Netzwerke zum Überleben

Viele Autoren in Ungarn sind inzwischen Netzwerken beigetreten, die ihnen bei ihrem täglichen Überlebenskampf helfen. Robert Balogh zum Beispiel leitet eine kleine Gruppe, in der sich junge Autoren austauschen.

Die Gruppe fand im Wesentlichen über Mundpropaganda zusammen. Sie ist eine von vielen kleinen Autorengruppen im Land. Darüber hinaus gibt es in Ungarn auch noch einen richtig großen Verein für junge Autoren. Auch er macht klassische Netzwerk-Arbeit und heißt „Attila József Literaturkreis“.

Der Name stammt von einem ungarischen Dichter, der Anfang des 20. Jahrhunderts lebte. Der Verein hat inzwischen 350 Mitglieder. Die Gruppen organisieren Veranstaltungen und Schreibwerkstätten.

Das erste Mal

Außerdem unterstützen sich die Mitglieder bei der Suche nach Stipendien und Publikations-Möglichkeiten.
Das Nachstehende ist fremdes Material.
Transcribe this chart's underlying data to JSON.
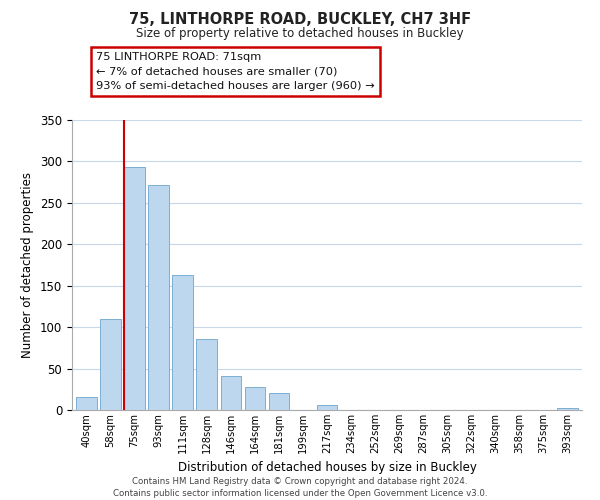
{
  "title": "75, LINTHORPE ROAD, BUCKLEY, CH7 3HF",
  "subtitle": "Size of property relative to detached houses in Buckley",
  "xlabel": "Distribution of detached houses by size in Buckley",
  "ylabel": "Number of detached properties",
  "bar_labels": [
    "40sqm",
    "58sqm",
    "75sqm",
    "93sqm",
    "111sqm",
    "128sqm",
    "146sqm",
    "164sqm",
    "181sqm",
    "199sqm",
    "217sqm",
    "234sqm",
    "252sqm",
    "269sqm",
    "287sqm",
    "305sqm",
    "322sqm",
    "340sqm",
    "358sqm",
    "375sqm",
    "393sqm"
  ],
  "bar_heights": [
    16,
    110,
    293,
    271,
    163,
    86,
    41,
    28,
    21,
    0,
    6,
    0,
    0,
    0,
    0,
    0,
    0,
    0,
    0,
    0,
    2
  ],
  "bar_color": "#bdd7ee",
  "bar_edge_color": "#7bafd4",
  "highlight_bar_index": 2,
  "highlight_color": "#cc0000",
  "ylim": [
    0,
    350
  ],
  "yticks": [
    0,
    50,
    100,
    150,
    200,
    250,
    300,
    350
  ],
  "annotation_title": "75 LINTHORPE ROAD: 71sqm",
  "annotation_line1": "← 7% of detached houses are smaller (70)",
  "annotation_line2": "93% of semi-detached houses are larger (960) →",
  "annotation_box_color": "#ffffff",
  "annotation_box_edge": "#cc0000",
  "footer_line1": "Contains HM Land Registry data © Crown copyright and database right 2024.",
  "footer_line2": "Contains public sector information licensed under the Open Government Licence v3.0.",
  "background_color": "#ffffff",
  "grid_color": "#c8d8e8"
}
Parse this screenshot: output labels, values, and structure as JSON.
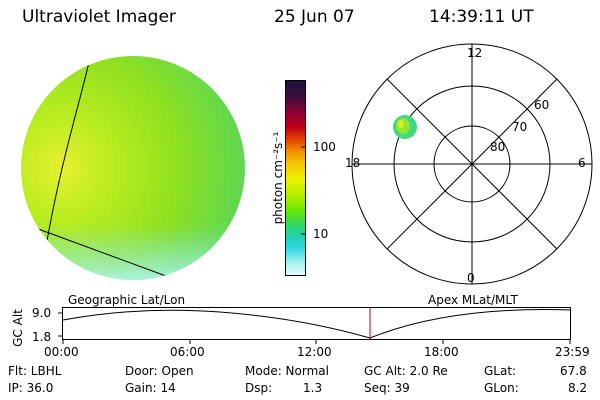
{
  "header": {
    "title": "Ultraviolet Imager",
    "date": "25 Jun 07",
    "time": "14:39:11 UT"
  },
  "colorbar": {
    "unit_label": "photon cm⁻²s⁻¹",
    "ticks": [
      "100",
      "10"
    ],
    "colors": [
      "#1a1040",
      "#3d0d3a",
      "#8a0033",
      "#c00018",
      "#e34000",
      "#f08a00",
      "#f5c000",
      "#f0f000",
      "#b8f000",
      "#70e800",
      "#30d860",
      "#20d0b0",
      "#30d8e0",
      "#a0f0f0",
      "#e8fafa"
    ]
  },
  "polar": {
    "mlt_labels": {
      "top": "12",
      "left": "18",
      "right": "6",
      "bottom": "0"
    },
    "lat_labels": [
      "60",
      "70",
      "80"
    ]
  },
  "timeline": {
    "left_label": "Geographic Lat/Lon",
    "right_label": "Apex MLat/MLT",
    "y_axis_label": "GC Alt",
    "y_ticks": [
      "9.0",
      "1.8"
    ],
    "x_ticks": [
      "00:00",
      "06:00",
      "12:00",
      "18:00",
      "23:59"
    ],
    "marker_color": "#c00000"
  },
  "footer": {
    "row1": {
      "filter": "Flt: LBHL",
      "door": "Door: Open",
      "mode": "Mode: Normal",
      "gc_alt": "GC Alt: 2.0 Re",
      "glat_label": "GLat:",
      "glat_value": "67.8"
    },
    "row2": {
      "ip": "IP: 36.0",
      "gain": "Gain: 14",
      "dsp_label": "Dsp:",
      "dsp_value": "1.3",
      "seq": "Seq: 39",
      "glon_label": "GLon:",
      "glon_value": "8.2"
    }
  }
}
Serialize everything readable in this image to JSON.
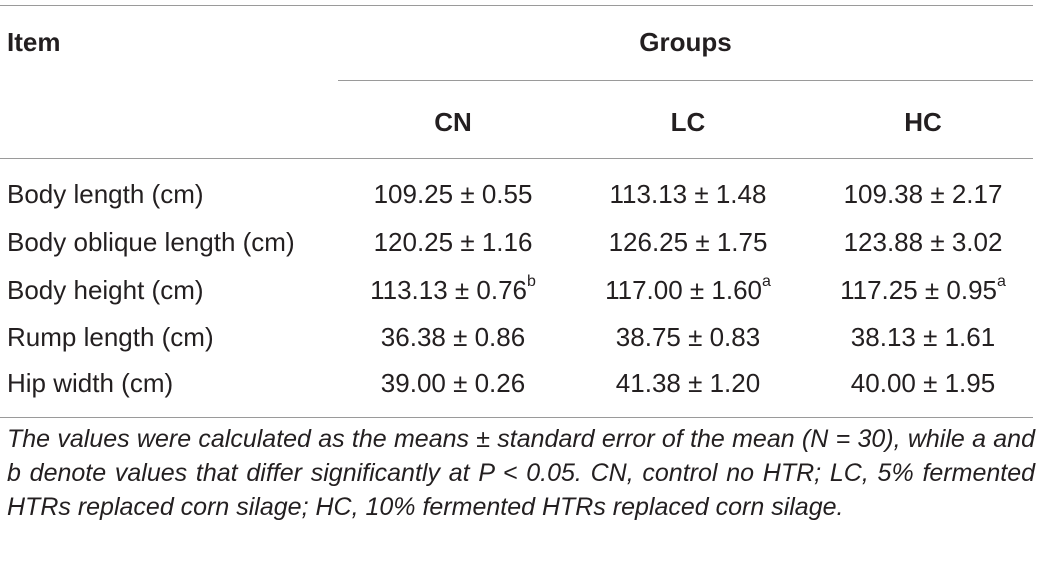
{
  "table": {
    "header": {
      "item": "Item",
      "groups": "Groups",
      "columns": [
        "CN",
        "LC",
        "HC"
      ]
    },
    "rows": [
      {
        "label": "Body length (cm)",
        "values": [
          {
            "text": "109.25 ± 0.55",
            "sup": ""
          },
          {
            "text": "113.13 ± 1.48",
            "sup": ""
          },
          {
            "text": "109.38 ± 2.17",
            "sup": ""
          }
        ]
      },
      {
        "label": "Body oblique length (cm)",
        "values": [
          {
            "text": "120.25 ± 1.16",
            "sup": ""
          },
          {
            "text": "126.25 ± 1.75",
            "sup": ""
          },
          {
            "text": "123.88 ± 3.02",
            "sup": ""
          }
        ]
      },
      {
        "label": "Body height (cm)",
        "values": [
          {
            "text": "113.13 ± 0.76",
            "sup": "b"
          },
          {
            "text": "117.00 ± 1.60",
            "sup": "a"
          },
          {
            "text": "117.25 ± 0.95",
            "sup": "a"
          }
        ]
      },
      {
        "label": "Rump length (cm)",
        "values": [
          {
            "text": "36.38 ± 0.86",
            "sup": ""
          },
          {
            "text": "38.75 ± 0.83",
            "sup": ""
          },
          {
            "text": "38.13 ± 1.61",
            "sup": ""
          }
        ]
      },
      {
        "label": "Hip width (cm)",
        "values": [
          {
            "text": "39.00 ± 0.26",
            "sup": ""
          },
          {
            "text": "41.38 ± 1.20",
            "sup": ""
          },
          {
            "text": "40.00 ± 1.95",
            "sup": ""
          }
        ]
      }
    ],
    "footnote": "The values were calculated as the means ± standard error of the mean (N = 30), while a and b denote values that differ significantly at P < 0.05. CN, control no HTR; LC, 5% fermented HTRs replaced corn silage; HC, 10% fermented HTRs replaced corn silage."
  }
}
Der Vorsitzende András Gerevich ist stolz auf das Netzwerk:


„Wir unterstützen die Autoren dabei, ihre Bücher zu veröffentlichen“. Für viele sei es das erste Buch. Die jungen Leute nutzten dasNetzwerk als eine Art Sprungbrett. „Außerdem arbeiten wir hier auch gemeinsam“, so Gerevich.

Er weiß allerdings, dass auch ein gut arbeitendes Netzwerk nicht alle Probleme lösen kann: Der Verband hat kein Patentrezept gegen Geldnot und kann sich nur grundsätzlich für eine bessere Bezahlung von literarischen Texten einsetzen.

Für die Vielfalt

Das sei auch bitter nötig, berichtet Robert Balogh. Denn nur so könne die bunte Stilpalette der Autoren bewahrt werden. Es gebe zum Beispiel Schriftsteller, formal klassische Gedichte schreiben. Aber inhaltlich beschäftigten sie sich dabei mit ganz aktuellen Themen.

Dann gebe es Schriftsteller, die sich der traditionellen ungarischen Literatur sehr verbunden fühlten. „In Ungarn ist es so, dass die meisten jungen Autoren tatsächlich zunächst Gedichte schreiben. Später dann auch Romane oder Theaterstücke“, sagt Balogh.

Seit einiger Zeit seien auch Drehbücher sehr beliebt. Die ost-europäische Literatur unterscheide sich durchaus von der westeuropäischen. „Wir haben hier andere Probleme als die Menschen in Westeuropa. Eine andere Einstellung zum Leben.“ Durch die Globalisierung würden die Unterschiede aber geringer. Um das bunte ungarische Literaturleben beizubehalten, müsse man den jungen Autoren mehr Chancen geben.